Decided after working a half day, to hit the shores for the late afternoon bite.
After a long and slow ride to Gulf Shores (heavy, slow traffic), finally put a line in the water at 6pm.
Immediately hooked up before I could get the second line in the water. GF pulls in a small (blacktip?) shark. After a photo session and "show and tell" with the nearby tourist, it was released unharmed.
Over the next two hours, we catch and release, show and tell, fifteen of these sharks. I've never caught more than one of these on any of my previous surf fishing trips.
In the mix were many ladyfish and 4 pompanos :thumbup:!
Not a single catfish.
Just before we decided to leave, the girlfriend starts reeling in a fish when she feels a huge hit and then the line snaps.....bigger blacktip?
A really great two hours of fishing fun.
Good luck to all.


----------



## Razzorduck (Oct 22, 2007)

Looks like a baby Bull Shark.


----------



## Chris V (Oct 18, 2007)

Small tail Shark. They look very similar to the Atlantic Sharpnose but usually lack spots, are gray to slate gray with dark margins on the tail which you can see in the pic. They are also prohibited to harvest


----------



## get ur line wet (Jun 6, 2009)

Thanks Chris. I looked up small tail shark and they fit the description.


----------



## andrethegiant (Sep 14, 2010)

Man I wish I could get back on some pompanos. I have given up on them since I haven't seen one in over a month


----------



## BrakeTurnAccelerate (Jul 1, 2012)

OMG how many tourist did you scare away from GS by catching all those sharks! Imagine the lost revenue for the city/state! (Sarcasm)


Looks like you had a great time! If you don't mind me asking, where in GS did you go?


----------



## get ur line wet (Jun 6, 2009)

BTA, I usually fish at the Gulf Shores Pavilion. The girlfriend likes the facilities. The only problem is we have to move away from the crowd. This time we went to the far east end.
All fish were caught using fresh peeled shrimp. Forgot the sand flea rake.


----------



## Dennymac (Jun 30, 2013)

get ur line wet said:


> BTA, I usually fish at the Gulf Shores Pavilion. The girlfriend likes the facilities. The only problem is we have to move away from the crowd. This time we went to the far east end.
> All fish were caught using fresh peeled shrimp. Forgot the sand flea rake.
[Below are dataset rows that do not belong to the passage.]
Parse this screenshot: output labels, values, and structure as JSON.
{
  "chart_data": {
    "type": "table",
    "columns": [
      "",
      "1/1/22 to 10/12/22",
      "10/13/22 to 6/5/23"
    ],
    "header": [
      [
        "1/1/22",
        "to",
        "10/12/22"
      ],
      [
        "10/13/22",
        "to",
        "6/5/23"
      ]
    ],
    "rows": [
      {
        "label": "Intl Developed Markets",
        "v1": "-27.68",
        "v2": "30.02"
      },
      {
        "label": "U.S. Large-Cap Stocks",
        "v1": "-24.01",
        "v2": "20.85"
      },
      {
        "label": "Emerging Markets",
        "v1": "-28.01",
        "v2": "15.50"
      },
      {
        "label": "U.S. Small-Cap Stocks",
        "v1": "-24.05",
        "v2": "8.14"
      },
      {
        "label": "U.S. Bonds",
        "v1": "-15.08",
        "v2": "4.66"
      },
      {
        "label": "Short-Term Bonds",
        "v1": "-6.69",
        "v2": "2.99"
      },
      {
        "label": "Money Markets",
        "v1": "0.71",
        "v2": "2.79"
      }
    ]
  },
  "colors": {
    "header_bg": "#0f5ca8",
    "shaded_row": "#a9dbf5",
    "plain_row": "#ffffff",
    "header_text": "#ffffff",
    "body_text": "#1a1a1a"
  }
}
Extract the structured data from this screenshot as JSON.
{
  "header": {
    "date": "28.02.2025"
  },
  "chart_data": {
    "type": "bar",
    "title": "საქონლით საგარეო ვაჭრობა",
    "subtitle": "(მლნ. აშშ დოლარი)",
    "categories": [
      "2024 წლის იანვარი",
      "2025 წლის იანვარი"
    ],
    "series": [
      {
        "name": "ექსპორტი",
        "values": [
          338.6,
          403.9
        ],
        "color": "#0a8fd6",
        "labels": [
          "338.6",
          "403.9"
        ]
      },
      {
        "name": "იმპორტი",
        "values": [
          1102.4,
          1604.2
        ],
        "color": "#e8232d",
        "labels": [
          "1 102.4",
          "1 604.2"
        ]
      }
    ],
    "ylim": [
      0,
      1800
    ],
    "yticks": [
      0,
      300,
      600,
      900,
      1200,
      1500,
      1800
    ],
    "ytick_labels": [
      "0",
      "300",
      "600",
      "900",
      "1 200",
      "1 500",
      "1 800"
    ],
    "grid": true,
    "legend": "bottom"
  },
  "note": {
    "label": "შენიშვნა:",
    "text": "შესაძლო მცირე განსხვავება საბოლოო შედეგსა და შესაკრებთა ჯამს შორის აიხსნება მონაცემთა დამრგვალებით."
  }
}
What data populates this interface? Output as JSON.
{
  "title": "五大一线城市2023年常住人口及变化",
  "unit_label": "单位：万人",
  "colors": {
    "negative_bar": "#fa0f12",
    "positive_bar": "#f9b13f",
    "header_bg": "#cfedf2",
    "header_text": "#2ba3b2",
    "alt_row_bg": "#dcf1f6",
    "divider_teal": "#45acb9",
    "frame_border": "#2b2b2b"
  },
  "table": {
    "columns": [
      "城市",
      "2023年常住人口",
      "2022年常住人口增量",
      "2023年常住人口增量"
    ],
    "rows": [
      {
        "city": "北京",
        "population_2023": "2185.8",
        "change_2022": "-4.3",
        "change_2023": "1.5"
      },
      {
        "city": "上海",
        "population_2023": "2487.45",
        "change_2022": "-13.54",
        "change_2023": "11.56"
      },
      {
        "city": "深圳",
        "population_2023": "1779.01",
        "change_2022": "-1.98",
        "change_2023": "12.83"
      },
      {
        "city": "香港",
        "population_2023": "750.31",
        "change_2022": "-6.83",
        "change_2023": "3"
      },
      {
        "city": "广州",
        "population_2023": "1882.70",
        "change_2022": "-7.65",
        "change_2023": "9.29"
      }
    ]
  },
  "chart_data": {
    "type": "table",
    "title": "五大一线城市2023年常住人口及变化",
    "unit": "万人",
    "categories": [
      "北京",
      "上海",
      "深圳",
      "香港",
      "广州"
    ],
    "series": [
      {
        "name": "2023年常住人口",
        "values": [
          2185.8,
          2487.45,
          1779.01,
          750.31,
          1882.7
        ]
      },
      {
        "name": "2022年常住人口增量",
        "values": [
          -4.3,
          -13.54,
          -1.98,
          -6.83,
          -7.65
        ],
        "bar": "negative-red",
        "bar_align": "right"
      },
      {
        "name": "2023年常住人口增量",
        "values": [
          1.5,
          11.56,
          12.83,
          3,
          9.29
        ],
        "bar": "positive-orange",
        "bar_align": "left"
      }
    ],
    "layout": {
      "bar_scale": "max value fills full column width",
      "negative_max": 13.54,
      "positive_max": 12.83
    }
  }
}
Nice catch!! I have a very stupid question. Are the fresh peeled shrimp the type we buy to eat? You just peel them and hook them up? Sorry, I'm in Michigan, but will be going to Destin in just over 3 weeks and can't wait to surf fish.

Thanks.


----------



## get ur line wet (Jun 6, 2009)

Dennymac, if your lucky, the nearest bait shop will have "fresh dead" bait shrimp. If not, then they will likely have frozen bait shrimp. You can use any shrimp for bait, but peel them for sure.
There's lots of good information about surf fishing in the Q & A section.
Good Luck!


----------